Interim Superintendent Carlos Sam said Patrick Dobard, superintendent of the state-run Recovery School District informed him of the impending takeover during a meeting they had two weeks ago.
Dobard confirmed the takeover.
“We just haven’t seen the type of transformation that would warrant us staying with the current management agreement,” Dobard said.
The takeover affects about 1,000 students in grades 9 to 12, including about 225 who attend EBR Lab Academy housed on the Istrouma campus. Istrouma is joining seven other former East Baton Rouge Parish schools the RSD took over and placed under new management in 2008 and 2009.
Dobard said the state does not plan to take over any other East Baton Rouge Parish schools besides Istrouma this go-around.
On April 16, Sam and a handful of top administrators met with faculty and staff at Istrouma High, as well as their peers at EBR Lab, to inform them of the likely change in management.
Human Resources staff followed up Monday, providing information to teachers and staff. The School Board is expected to do little if any hiring this summer and may end up having to lay off some employees to plug a large budget shortfall, estimated recently at $28 million to $33 million.
More disruption is likely in the near future.
At 11 a.m. Thursday, RSD is holding a news conference at Capitol High School to lay out details of a proposed “achievement zone” that is expected to include roughly 20 north Baton Rouge schools. Details so far have been sketchy.
Sam said he has yet to see a plan of what’s going to happen with this proposed “achievement zone,” which would include schools the RSD runs or oversees, as well as ones the parish school system runs.
Sam said he’s planning to hold a community forum at Istrouma High soon to explain what’s happening.
“We’ll wait on the announcement on Thursday, so we can have a better idea of where the state is going with the achievement zone,” Sam said.
Past RSD takeovers in Baton Rouge were very disruptive, involving wholesale and repeated changes in leadership and teachers. Less than half of the students in those schools previously remained.

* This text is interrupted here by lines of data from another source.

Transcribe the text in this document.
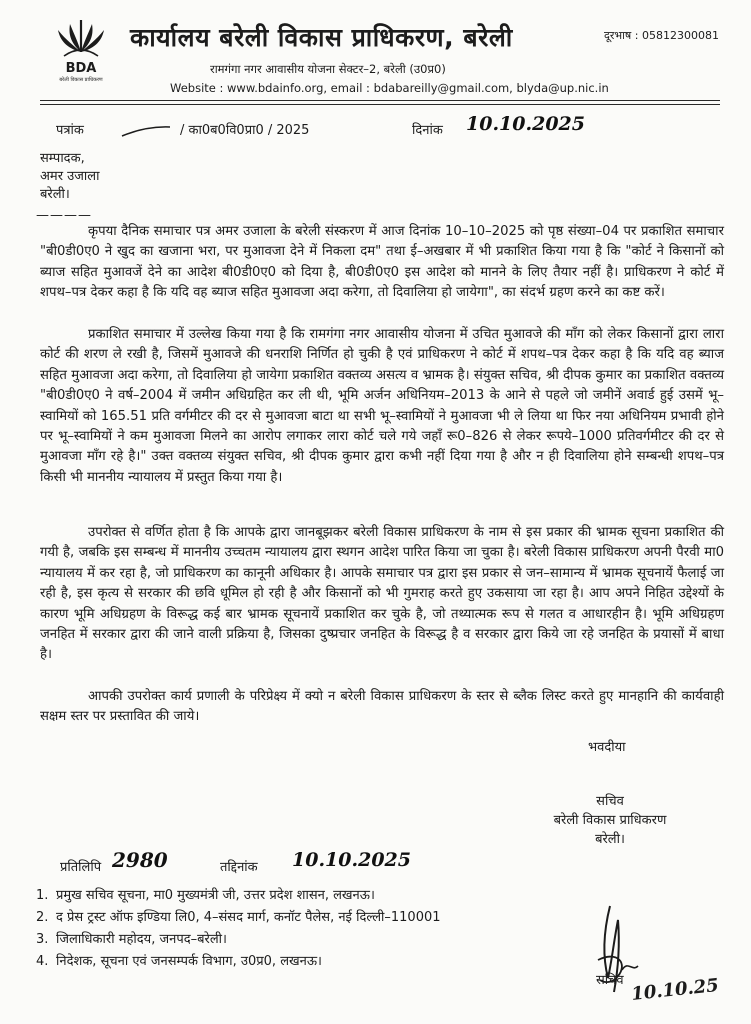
BDA
बरेली विकास प्राधिकरण
कार्यालय बरेली विकास प्राधिकरण, बरेली	दूरभाष : 05812300081
रामगंगा नगर आवासीय योजना सेक्टर–2, बरेली (उ0प्र0)
Website : www.bdainfo.org, email : bdabareilly@gmail.com, blyda@up.nic.in
पत्रांक	/ का0ब0वि0प्रा0 / 2025	दिनांक 10.10.2025
सम्पादक,
अमर उजाला
बरेली।
————
कृपया दैनिक समाचार पत्र अमर उजाला के बरेली संस्करण में आज दिनांक 10–10–2025 को पृष्ठ संख्या–04 पर प्रकाशित समाचार "बी0डी0ए0 ने खुद का खजाना भरा, पर मुआवजा देने में निकला दम" तथा ई–अखबार में भी प्रकाशित किया गया है कि "कोर्ट ने किसानों को ब्याज सहित मुआवजें देने का आदेश बी0डी0ए0 को दिया है, बी0डी0ए0 इस आदेश को मानने के लिए तैयार नहीं है। प्राधिकरण ने कोर्ट में शपथ–पत्र देकर कहा है कि यदि वह ब्याज सहित मुआवजा अदा करेगा, तो दिवालिया हो जायेगा", का संदर्भ ग्रहण करने का कष्ट करें।
प्रकाशित समाचार में उल्लेख किया गया है कि रामगंगा नगर आवासीय योजना में उचित मुआवजे की माँग को लेकर किसानों द्वारा लारा कोर्ट की शरण ले रखी है, जिसमें मुआवजे की धनराशि निर्णित हो चुकी है एवं प्राधिकरण ने कोर्ट में शपथ–पत्र देकर कहा है कि यदि वह ब्याज सहित मुआवजा अदा करेगा, तो दिवालिया हो जायेगा प्रकाशित वक्तव्य असत्य व भ्रामक है। संयुक्त सचिव, श्री दीपक कुमार का प्रकाशित वक्तव्य "बी0डी0ए0 ने वर्ष–2004 में जमीन अधिग्रहित कर ली थी, भूमि अर्जन अधिनियम–2013 के आने से पहले जो जमीनें अवार्ड हुई उसमें भू–स्वामियों को 165.51 प्रति वर्गमीटर की दर से मुआवजा बाटा था सभी भू–स्वामियों ने मुआवजा भी ले लिया था फिर नया अधिनियम प्रभावी होने पर भू–स्वामियों ने कम मुआवजा मिलने का आरोप लगाकर लारा कोर्ट चले गये जहाँ रू0–826 से लेकर रूपये–1000 प्रतिवर्गमीटर की दर से मुआवजा माँग रहे है।" उक्त वक्तव्य संयुक्त सचिव, श्री दीपक कुमार द्वारा कभी नहीं दिया गया है और न ही दिवालिया होने सम्बन्धी शपथ–पत्र किसी भी माननीय न्यायालय में प्रस्तुत किया गया है।
उपरोक्त से वर्णित होता है कि आपके द्वारा जानबूझकर बरेली विकास प्राधिकरण के नाम से इस प्रकार की भ्रामक सूचना प्रकाशित की गयी है, जबकि इस सम्बन्ध में माननीय उच्चतम न्यायालय द्वारा स्थगन आदेश पारित किया जा चुका है। बरेली विकास प्राधिकरण अपनी पैरवी मा0 न्यायालय में कर रहा है, जो प्राधिकरण का कानूनी अधिकार है। आपके समाचार पत्र द्वारा इस प्रकार से जन–सामान्य में भ्रामक सूचनायें फैलाई जा रही है, इस कृत्य से सरकार की छवि धूमिल हो रही है और किसानों को भी गुमराह करते हुए उकसाया जा रहा है। आप अपने निहित उद्देश्यों के कारण भूमि अधिग्रहण के विरूद्ध कई बार भ्रामक सूचनायें प्रकाशित कर चुके है, जो तथ्यात्मक रूप से गलत व आधारहीन है। भूमि अधिग्रहण जनहित में सरकार द्वारा की जाने वाली प्रक्रिया है, जिसका दुष्प्रचार जनहित के विरूद्ध है व सरकार द्वारा किये जा रहे जनहित के प्रयासों में बाधा है।
आपकी उपरोक्त कार्य प्रणाली के परिप्रेक्ष्य में क्यो न बरेली विकास प्राधिकरण के स्तर से ब्लैक लिस्ट करते हुए मानहानि की कार्यवाही सक्षम स्तर पर प्रस्तावित की जाये।
भवदीया
सचिव
बरेली विकास प्राधिकरण
बरेली।
प्रतिलिपि 2980	तद्दिनांक 10.10.2025
1. प्रमुख सचिव सूचना, मा0 मुख्यमंत्री जी, उत्तर प्रदेश शासन, लखनऊ।
2. द प्रेस ट्रस्ट ऑफ इण्डिया लि0, 4–संसद मार्ग, कनॉट पैलेस, नई दिल्ली–110001
3. जिलाधिकारी महोदय, जनपद–बरेली।
4. निदेशक, सूचना एवं जनसम्पर्क विभाग, उ0प्र0, लखनऊ।
10.10.25
सचिव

Dobard said the takeover of Istrouma High and creation of the achievement zone need not be disruptive as long as RSD and the school system work with each other.
“It’s a matter of what spirit of cooperation they want to work in,” Dobard said.
Sam said he opposes the Istrouma takeover. He noted that the high school had a very successful year in 2010-11.
Istrouma High improved its school performance score 9.1 points that year, though it’s still considered an “F” school by state accountability standards. Istrouma would have to grow at a much faster rate this year to escape that label. Sam said he expects more growth this school year, though not necessarily that much.
“Based on preliminary projections, we think they are going to make growth this time around as well,” Sam said.
Dobard responded that despite the growth, more than 60 percent of Istrouma students remain below grade level.
Istrouma High Principal Linda Lewis is no stranger to takeover. She was principal at Capitol High School for several years until it was taken over by the state in 2008. From 2005 to 2008, Lewis ran the high school’s girls-only school — an experiment since abandoned — and the school came close to exiting corrective action before the state took it over.
Now, Lewis said she’s feeling déjà vu.
“The first time I really took it hard,” she said. “The thing is bigger than me. I’m not taking it personally.”
Lewis said the school is filled with tough-to-teach students, more than a third of them a year or more behind their peers and a quarter of them identified for special education services.
Lewis said she feels her faculty and staff, which number about 90 people, have complied with the school’s management agreement with the state struck in 2009.
“We feel like we’ve jumped through the hoops to do what the state wanted us to do and what the district wanted us to do,” she said. “It was a daunting task.”
Lewis said about two-thirds of her teachers are tenured, meaning the school system is obligated to place them somewhere else in the school system, but the rest will have to find new jobs.
Lewis said a couple of her teachers attended an RSD teacher fair held Saturday at Capitol High and filled out applications for jobs at the new Istrouma High. They were interviewed by Robert Webb, former principal at Belaire High in Baton Rouge and current principal at Slaughter Community Charter School.
Dobard acknowledged that Webb, a graduate of Istrouma High, will be the next principal at his alma mater.
EBR Lab’s future is uncertain. The small high school was started in 2007 with much fanfare, modeled after Bronx Lab School, a charter school in New York City founded by Baton Rouge native Marc Sternberg.
The school system nearly closed EBR Lab last year. Sam said he will have a recommendation about EBR Lab before a special School Board meeting May 2 to consider possible budget cuts.
“We have to make a decision whether we move EBR Lab or close EBR Lab,” Sam said.